E-Learning Focus Group - how it will benefit the industry and the country

15 With e-learning adoption taking off in such a big way in Singapore, we are well-poised to become an e-learning hub in the region. The growing number of international e-learning content and technology providers from countries such as the United States which have established a presence in Singapore, indicates that we are off to a good start. To be a hub, Singapore must first be recognised as a centre of excellence in e-learning. A world-class e-learning national infrastructure as well as compelling content will lay the foundation. Also critical is active industry involvement to upgrade the infrastructure and lead in developing e-learning products and services that can be adapted for the regional and even global markets.

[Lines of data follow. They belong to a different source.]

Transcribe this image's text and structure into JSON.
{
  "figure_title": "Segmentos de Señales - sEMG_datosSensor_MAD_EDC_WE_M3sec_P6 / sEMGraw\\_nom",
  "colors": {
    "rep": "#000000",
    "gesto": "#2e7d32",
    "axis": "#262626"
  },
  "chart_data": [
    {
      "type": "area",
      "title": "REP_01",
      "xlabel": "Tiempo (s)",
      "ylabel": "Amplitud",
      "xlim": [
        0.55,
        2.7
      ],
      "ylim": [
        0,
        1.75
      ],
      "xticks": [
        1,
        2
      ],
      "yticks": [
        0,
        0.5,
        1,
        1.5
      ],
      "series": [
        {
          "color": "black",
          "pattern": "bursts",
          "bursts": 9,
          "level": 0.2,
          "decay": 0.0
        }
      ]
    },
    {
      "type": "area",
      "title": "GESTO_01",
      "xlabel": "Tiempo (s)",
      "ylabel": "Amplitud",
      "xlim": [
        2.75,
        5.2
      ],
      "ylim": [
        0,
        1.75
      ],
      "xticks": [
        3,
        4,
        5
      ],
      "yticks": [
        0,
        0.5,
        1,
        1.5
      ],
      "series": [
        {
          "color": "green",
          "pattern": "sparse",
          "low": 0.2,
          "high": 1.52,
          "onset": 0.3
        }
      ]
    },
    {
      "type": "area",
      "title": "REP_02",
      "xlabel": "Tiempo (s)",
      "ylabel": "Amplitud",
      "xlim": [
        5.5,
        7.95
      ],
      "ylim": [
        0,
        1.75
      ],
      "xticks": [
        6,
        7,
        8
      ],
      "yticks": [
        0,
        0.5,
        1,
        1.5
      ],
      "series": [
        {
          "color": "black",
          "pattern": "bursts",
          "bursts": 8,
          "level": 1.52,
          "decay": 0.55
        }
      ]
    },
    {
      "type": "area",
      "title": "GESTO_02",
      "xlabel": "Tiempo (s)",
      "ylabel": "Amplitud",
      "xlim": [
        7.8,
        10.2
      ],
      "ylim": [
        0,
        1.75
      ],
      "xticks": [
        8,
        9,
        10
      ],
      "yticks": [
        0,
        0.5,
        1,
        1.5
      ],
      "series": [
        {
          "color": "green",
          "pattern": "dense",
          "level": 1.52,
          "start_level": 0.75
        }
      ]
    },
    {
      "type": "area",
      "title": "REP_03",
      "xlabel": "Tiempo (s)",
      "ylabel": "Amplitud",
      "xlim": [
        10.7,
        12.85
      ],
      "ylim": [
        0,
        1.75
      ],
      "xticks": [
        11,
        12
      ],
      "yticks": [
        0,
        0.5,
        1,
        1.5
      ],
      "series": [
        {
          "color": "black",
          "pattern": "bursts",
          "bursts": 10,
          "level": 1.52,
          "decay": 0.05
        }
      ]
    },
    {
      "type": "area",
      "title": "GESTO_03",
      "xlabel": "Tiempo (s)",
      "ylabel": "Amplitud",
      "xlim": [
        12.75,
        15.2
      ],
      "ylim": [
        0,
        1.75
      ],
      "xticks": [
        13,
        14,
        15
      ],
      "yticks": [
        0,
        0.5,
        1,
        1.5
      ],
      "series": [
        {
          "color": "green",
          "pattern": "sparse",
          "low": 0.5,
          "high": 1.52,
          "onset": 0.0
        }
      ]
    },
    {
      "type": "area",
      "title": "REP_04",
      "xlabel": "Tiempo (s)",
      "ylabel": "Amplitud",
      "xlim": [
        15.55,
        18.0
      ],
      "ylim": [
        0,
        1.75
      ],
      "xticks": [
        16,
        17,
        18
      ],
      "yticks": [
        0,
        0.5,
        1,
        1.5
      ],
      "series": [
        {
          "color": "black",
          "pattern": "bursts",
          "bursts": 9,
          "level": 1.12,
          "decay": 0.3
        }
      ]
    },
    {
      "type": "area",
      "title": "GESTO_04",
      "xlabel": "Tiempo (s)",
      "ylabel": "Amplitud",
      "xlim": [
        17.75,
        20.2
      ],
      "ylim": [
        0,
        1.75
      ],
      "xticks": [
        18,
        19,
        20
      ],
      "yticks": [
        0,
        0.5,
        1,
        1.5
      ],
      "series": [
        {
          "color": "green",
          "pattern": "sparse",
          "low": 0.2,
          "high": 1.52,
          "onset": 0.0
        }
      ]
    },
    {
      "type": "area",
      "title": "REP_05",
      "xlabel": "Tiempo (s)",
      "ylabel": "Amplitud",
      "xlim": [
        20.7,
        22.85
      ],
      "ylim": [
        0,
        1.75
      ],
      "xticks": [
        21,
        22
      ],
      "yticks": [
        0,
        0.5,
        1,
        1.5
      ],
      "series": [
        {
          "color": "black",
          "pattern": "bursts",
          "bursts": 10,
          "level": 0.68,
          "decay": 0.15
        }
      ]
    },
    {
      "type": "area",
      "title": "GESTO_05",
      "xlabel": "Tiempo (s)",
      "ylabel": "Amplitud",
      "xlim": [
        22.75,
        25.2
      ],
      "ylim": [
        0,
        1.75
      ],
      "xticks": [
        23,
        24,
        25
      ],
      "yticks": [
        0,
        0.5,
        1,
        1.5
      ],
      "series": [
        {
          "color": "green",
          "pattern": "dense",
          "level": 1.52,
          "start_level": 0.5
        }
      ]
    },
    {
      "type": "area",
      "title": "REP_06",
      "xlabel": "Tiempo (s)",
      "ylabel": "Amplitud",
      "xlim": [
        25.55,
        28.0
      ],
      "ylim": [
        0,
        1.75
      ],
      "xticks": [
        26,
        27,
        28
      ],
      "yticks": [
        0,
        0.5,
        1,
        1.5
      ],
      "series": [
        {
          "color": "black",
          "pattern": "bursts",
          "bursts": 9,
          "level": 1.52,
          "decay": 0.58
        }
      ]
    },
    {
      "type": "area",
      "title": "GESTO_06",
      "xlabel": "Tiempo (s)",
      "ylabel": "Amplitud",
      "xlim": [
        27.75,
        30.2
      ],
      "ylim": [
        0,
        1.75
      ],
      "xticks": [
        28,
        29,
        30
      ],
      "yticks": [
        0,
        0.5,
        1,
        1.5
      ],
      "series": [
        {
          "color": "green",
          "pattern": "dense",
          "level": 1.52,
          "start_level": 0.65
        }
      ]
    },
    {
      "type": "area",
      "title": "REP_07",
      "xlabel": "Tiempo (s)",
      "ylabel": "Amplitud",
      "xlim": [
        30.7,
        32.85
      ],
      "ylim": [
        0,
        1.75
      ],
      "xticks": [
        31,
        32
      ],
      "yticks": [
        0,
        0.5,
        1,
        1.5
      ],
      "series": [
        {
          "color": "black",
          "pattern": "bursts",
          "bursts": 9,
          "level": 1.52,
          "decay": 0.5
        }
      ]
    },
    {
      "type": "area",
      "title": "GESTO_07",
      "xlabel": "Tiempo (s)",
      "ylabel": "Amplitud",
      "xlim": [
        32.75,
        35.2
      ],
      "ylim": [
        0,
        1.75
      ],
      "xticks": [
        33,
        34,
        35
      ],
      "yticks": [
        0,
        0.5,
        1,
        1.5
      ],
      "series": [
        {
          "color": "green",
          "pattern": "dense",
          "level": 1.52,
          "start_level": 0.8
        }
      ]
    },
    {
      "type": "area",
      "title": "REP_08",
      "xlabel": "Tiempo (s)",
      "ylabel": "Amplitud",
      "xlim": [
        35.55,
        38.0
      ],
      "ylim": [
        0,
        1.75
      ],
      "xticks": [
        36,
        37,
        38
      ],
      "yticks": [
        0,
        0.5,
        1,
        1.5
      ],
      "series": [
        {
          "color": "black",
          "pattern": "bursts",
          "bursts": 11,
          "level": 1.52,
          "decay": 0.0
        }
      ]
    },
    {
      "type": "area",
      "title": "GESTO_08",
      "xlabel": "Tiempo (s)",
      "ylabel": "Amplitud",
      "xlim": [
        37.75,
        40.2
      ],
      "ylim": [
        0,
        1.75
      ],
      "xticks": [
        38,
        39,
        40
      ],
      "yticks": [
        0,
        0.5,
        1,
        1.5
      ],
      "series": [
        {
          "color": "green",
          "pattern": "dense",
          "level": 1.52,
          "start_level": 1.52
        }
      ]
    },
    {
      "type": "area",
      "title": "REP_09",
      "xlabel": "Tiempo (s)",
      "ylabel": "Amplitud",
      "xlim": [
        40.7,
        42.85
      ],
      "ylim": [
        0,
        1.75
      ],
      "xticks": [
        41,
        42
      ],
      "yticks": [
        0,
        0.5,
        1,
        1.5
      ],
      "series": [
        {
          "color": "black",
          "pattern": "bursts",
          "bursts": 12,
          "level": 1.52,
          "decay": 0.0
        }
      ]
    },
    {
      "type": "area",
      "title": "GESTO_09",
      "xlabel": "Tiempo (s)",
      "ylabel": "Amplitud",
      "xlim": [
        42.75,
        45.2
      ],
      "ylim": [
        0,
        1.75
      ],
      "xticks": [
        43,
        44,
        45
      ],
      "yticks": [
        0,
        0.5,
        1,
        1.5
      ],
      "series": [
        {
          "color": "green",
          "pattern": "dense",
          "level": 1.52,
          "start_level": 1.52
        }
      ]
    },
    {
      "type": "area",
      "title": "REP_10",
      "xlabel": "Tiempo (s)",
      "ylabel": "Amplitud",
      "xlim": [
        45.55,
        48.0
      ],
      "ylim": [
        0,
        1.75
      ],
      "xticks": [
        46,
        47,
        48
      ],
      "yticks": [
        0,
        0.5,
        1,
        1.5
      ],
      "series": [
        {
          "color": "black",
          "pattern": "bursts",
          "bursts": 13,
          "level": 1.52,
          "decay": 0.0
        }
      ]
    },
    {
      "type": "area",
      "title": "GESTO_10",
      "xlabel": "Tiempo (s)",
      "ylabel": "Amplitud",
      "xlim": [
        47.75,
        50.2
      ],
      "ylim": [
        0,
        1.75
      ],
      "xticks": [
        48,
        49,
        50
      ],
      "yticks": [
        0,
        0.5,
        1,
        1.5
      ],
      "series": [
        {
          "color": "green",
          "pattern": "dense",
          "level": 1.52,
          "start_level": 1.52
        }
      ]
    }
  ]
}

16 It is therefore timely that an e-learning industry focus group is being formed to accelerate the development of the user community and industry. This focus group will promote discussion on e-learning and support the development of the industry. This will ensure that we keep abreast of trends in the international e-learning environment.

17 I am delighted that the Singapore IT Federation (SITF) is taking the lead to establish an eLearning Chapter, or eLC. This is exemplary of the leadership role which industry can take to contribute towards the continued development of certain key sectors. I understand that Joh Liang, the protem exco Chairman of the Chapter, will elaborate on its objectives and activities, and I look forward to listening to them. In particular, I understand that the Chapter has initiated a proposal to establish an eLearning Competency Centre to accelerate the development of the eLearning user community and industry. These are indeed laudable objectives. I am happy to note that the Centre will most likely be established under the National Institute of Education. I have asked IDA (Infocomm Development Authority) to give this Centre its full support.


18 In conclusion, I am pleased to be here tonight to celebrate with you the formation of the SITF eLearning Chapter. I wish the Chapter every success in all its endeavours, and look forward to its contribution in making Singapore a vibrant e-learning hub. Thank you and have an enjoyable evening.